Because we conclude that Ms. Williams presented sufficient evidence to [185]*185establish a prima facie case, we must next consider whether the District Court also erred in concluding that there was no evidence on the record that would support a reasonable jury finding pretext. The Church argues that its decision to consolidate the two positions was motivated by considerations of economics and efficiency, considerations which may prove to be legitimate in the final analysis, but which are at this point open to reasonable dispute. Ms. Williams suggests that Father Pribonic’s statements during their first meeting about her age and his raising the possibility that she might retire provide sufficient evidence of discriminatory animus to undermine the legitimacy of the after-the-fact stated reasons for the job elimination. Indeed, a jury may conclude that these reasons may well only have suggested themselves once Ms. Williams’s “retirement” appeared to Father Pribonic to be imminent. Ms. Williams further argues that by improperly discounting such statements by her superior, which are part of the record, the District Court improperly substituted its own judgment for that of the jury.
The District Court did not address at all the alleged statements made by Father Pribonic about Ms. Williams’s age and the possibility that she might retire (nor, for that matter, did the District Court acknowledge the parties’ dispute over whether Father Pribonic or Ms. Williams first raised the topics of age and retirement). Rather, the District Court assumed the reasonableness of the Church’s purported reasons of efficiency and economics for consolidating the two positions without a single citation to the record.

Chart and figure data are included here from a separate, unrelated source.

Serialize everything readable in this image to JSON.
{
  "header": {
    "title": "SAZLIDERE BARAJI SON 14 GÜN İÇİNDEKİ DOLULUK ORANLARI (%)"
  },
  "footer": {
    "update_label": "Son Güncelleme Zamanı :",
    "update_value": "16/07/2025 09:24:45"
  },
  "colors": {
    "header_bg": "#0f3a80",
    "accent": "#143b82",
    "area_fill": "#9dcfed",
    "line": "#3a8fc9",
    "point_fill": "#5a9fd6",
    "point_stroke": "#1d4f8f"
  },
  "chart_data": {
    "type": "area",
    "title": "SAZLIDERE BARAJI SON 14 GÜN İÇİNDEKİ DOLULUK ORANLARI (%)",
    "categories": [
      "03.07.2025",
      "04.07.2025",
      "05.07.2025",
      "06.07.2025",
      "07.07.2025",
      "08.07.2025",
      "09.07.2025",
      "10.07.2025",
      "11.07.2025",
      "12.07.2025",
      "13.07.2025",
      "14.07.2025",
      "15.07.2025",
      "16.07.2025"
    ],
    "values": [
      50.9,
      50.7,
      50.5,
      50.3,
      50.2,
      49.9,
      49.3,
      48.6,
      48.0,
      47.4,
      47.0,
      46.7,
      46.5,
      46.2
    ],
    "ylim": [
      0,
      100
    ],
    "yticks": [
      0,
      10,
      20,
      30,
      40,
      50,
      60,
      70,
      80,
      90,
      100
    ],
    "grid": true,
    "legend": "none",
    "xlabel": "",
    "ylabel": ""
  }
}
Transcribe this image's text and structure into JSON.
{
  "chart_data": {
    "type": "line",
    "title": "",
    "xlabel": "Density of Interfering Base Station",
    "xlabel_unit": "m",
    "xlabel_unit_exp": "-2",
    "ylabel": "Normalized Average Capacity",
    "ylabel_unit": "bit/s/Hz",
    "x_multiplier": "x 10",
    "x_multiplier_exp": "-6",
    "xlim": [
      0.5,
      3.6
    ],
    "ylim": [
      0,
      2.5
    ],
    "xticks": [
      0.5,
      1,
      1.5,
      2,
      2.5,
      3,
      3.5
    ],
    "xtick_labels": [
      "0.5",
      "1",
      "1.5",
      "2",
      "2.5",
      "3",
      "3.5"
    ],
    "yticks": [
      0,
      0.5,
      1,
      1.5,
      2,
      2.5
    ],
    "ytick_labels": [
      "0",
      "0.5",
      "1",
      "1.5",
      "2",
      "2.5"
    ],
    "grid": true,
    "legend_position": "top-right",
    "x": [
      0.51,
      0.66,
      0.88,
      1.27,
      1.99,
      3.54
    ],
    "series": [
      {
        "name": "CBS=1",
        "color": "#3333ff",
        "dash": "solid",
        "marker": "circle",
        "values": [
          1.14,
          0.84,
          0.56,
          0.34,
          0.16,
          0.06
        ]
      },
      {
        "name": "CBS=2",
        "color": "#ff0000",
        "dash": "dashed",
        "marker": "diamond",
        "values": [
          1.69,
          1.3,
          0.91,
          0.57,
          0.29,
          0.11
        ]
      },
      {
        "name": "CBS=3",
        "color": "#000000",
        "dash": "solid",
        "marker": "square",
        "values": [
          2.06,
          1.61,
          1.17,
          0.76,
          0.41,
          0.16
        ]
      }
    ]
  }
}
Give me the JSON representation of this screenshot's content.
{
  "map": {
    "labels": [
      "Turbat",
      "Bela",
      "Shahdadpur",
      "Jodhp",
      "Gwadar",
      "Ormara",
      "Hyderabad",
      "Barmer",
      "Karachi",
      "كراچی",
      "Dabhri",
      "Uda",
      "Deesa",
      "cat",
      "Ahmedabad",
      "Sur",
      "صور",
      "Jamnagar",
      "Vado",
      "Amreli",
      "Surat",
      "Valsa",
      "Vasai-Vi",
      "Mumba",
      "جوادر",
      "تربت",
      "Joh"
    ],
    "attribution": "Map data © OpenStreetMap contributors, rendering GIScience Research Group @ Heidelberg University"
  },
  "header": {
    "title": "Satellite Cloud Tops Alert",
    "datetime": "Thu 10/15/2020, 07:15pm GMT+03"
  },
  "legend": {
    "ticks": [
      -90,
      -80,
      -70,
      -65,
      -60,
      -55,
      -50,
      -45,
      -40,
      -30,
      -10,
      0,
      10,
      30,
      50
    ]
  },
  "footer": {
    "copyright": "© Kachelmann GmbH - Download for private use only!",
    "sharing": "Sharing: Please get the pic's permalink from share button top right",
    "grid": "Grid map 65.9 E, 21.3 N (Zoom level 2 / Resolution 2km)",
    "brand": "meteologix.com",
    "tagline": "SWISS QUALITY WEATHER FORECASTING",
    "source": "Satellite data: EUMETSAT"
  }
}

Given the burden shifting analysis discussed above, and recognizing that Ms. Williams must only either discredit the Church’s proffered reasons or adduce evidence that discrimination was more likely than not a motivating or determinative cause of the adverse employment action, we conclude that there are disputes of fact which should be addressed by a fact-finder because there is sufficient record evidence from which that fact-finder reasonably could conclude that the Church’s efficiency/economics argument is, in fact, pretextual.4
Therefore, even though in the final analysis and after observing the key parties [186]*186testify, the jury may find Ms. Williams’s claim unpersuasive, at this juncture we see enough of a genuine dispute on sufficiently material facts to permit a jury to resolve this case, and we will reverse the entry of summary judgment for the employer.